Drama Head to Head Antar Persib Bandung Raih Gelar Ke-10, Intip Daftar Lengkap Pemain Terbaik Musim Ini

Persib-Bandung-Juara-Liga-1
Pawai juara PERSIB Bandung di Kota Bandung, merayakan \'Panca Takhta\' atau gelar kelima kompetisi profesional dan hattrick juara di atas bus terbuka. Foto: Tangkapan layar Facebook Persib

Fenomena ini memberikan edukasi menarik bagi pencinta sepak bola bahwa konsistensi individu tidak selalu linear dengan trofi tim.

​Gelar pemain terbaik (Best Player) jatuh ke tangan legiun asing Pesut Etam, Mariano Peralta. Pemain asal Argentina ini mencatatkan statistik mengerikan dengan tampil penuh di 34 laga, mengemas 20 gol dan 14 assists.

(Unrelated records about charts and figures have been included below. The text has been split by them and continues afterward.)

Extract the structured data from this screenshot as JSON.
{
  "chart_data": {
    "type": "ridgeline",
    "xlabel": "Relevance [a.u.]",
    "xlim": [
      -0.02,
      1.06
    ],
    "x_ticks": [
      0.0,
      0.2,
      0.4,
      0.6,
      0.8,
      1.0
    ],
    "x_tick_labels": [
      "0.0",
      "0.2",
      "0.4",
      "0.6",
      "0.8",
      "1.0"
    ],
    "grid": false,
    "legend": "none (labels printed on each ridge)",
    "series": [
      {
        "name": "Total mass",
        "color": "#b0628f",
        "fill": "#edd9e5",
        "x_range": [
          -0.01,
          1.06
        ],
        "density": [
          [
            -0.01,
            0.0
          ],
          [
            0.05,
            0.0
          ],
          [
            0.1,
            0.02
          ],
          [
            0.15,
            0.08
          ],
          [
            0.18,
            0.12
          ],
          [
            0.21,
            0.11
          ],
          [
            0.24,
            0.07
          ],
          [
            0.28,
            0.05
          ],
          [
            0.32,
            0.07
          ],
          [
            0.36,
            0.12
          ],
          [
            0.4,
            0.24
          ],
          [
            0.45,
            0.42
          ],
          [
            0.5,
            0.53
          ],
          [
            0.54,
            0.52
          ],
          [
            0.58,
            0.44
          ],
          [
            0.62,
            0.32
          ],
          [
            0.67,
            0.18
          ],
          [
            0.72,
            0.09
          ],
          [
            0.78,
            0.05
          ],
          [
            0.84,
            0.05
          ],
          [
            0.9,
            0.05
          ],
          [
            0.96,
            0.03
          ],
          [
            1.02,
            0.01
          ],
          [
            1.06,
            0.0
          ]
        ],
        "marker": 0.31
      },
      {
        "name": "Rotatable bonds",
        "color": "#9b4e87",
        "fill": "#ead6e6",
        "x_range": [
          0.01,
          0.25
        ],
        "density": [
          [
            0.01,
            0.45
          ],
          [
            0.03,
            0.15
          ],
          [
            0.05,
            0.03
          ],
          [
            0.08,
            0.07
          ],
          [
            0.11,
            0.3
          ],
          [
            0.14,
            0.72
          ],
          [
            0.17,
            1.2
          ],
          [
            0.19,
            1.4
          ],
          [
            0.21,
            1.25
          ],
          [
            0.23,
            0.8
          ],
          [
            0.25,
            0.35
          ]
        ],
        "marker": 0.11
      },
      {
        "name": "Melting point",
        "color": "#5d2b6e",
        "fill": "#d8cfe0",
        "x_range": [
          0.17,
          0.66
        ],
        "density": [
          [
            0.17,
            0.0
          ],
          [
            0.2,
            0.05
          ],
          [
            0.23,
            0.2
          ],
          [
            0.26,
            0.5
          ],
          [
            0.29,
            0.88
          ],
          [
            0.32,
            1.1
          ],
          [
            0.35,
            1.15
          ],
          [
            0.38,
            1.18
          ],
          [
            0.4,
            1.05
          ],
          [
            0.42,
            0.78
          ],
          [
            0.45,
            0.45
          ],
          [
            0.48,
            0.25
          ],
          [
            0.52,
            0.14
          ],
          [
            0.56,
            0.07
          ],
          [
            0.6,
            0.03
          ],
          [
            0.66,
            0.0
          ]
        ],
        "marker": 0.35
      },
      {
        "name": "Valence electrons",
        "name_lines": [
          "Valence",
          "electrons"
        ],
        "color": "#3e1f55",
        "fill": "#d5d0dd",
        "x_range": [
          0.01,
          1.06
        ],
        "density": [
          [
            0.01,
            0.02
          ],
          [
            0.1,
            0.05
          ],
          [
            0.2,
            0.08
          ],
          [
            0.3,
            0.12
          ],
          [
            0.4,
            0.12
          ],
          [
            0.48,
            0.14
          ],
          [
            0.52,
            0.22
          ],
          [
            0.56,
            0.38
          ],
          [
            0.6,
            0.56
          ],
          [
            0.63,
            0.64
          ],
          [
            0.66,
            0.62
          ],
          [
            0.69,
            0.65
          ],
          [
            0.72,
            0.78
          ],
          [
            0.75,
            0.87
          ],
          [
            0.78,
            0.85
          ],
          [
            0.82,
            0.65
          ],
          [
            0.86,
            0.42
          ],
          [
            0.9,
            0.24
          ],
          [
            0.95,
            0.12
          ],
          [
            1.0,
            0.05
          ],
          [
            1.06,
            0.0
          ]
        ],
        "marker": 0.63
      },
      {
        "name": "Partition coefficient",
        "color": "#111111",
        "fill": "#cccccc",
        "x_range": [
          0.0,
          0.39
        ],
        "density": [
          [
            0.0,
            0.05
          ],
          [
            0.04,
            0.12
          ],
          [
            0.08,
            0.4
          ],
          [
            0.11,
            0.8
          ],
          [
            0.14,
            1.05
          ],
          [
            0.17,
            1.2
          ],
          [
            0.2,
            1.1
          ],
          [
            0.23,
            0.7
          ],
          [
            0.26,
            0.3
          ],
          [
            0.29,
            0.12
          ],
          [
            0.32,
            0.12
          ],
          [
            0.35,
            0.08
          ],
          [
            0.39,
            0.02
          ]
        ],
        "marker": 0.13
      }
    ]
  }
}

Rekan setimnya, Nadeo Arga Winata, menyabet gelar Best Goalkeeper berkat 130 penyelamatan krusial dan 12 kali clean sheets. Atas kedisiplinan dan sportivitas sepanjang musim, Borneo FC juga didapuk sebagai tim Fair Play.

Baca Juga:Sejarah Baru GBLA! Persib Bandung Kunci Gelar Hattrick Juara Liga 1 Usai Redam Persijap​El Clasico Terusir ke Borneo, Persib Tatap Mahkota Juara di Tengah "Luka" Kandang Persija

​Sementara itu, trofi sepatu emas (Top Scorer) musim ini resmi menjadi milik predator haus gol Malut United FC, David da Silva, yang sukses menggelontorkan 23 gol.

Untuk kategori daun muda, talenta Persija Jakarta, Dony Tri Pamungkas (21 tahun), dinobatkan sebagai Best Young Player setelah dipercaya tampil dalam 26 laga bergengsi.

​Adapun penghargaan gol terbaik (Best Goal) diraih oleh Muhammad Iqbal (PSIM Yogyakarta) lewat aksi sepakan salto spektakuler ke gawang Madura United pada laga pekan ke-33 yang lalu.

​Bandung Membiru: Romansa Sejarah Sejak 1937

​Sehari setelah pesta di lapangan hijau, Minggu (24/5/2026) pagi, Kota Bandung langsung lumpuh berbalut warna biru. Tradisi pawai juara yang mengakar kuat sejak tahun 1937 kembali dihidupkan dengan skala yang jauh lebih masif dan tertata.

​Berkolaborasi dengan Pemerintah Provinsi Jawa Barat, Pemerintah Kota Bandung, serta deretan sponsor utama seperti Indofood, Kopi ABC, vivo, hingga Kelme, konvoi dimulai dari halaman belakang Gedung Sate sejak pukul 08.30 WIB.

Seluruh punggawa tim, jajaran direksi PT PERSIB Bandung Bermartabat, hingga pejabat daerah larut bersama jutaan Bobotoh saalam dunya. ​Rute jalan mulai dari Jalan Banda, L.L.R.E Martadina (Riau), Merdeka, Perintis Kemerdekaan, Lembong, Veteran, hingga Simpang Lima dipadati oleh lautan manusia.

Puncaknya terjadi di sekitar Jembatan Penyeberangan Orang (JPO) Asia-Afrika. Masyarakat dari berbagai pelosok kota berduyun-duyun mengibarkan bendera, menyalakan suar (flare), dan menggemakan yel-yel kejayaan.

Baca Juga:Babak I Sengit di GBLA: Ardiansyah Tampil ‘Kesurupan’, Tahan Ambisi Sejarah Persib BandungBojan Hodak Ngamuk soal Konvoi: Persib Belum Juara, Persijap Punya Senjata Perusak Hattrick!

​Menanggapi euforia luar biasa yang sempat menimbulkan kemacetan di beberapa titik nadi kota, pihak manajemen melalui Head of Communication PERSIB mengapresiasi tinggi kesabaran warga.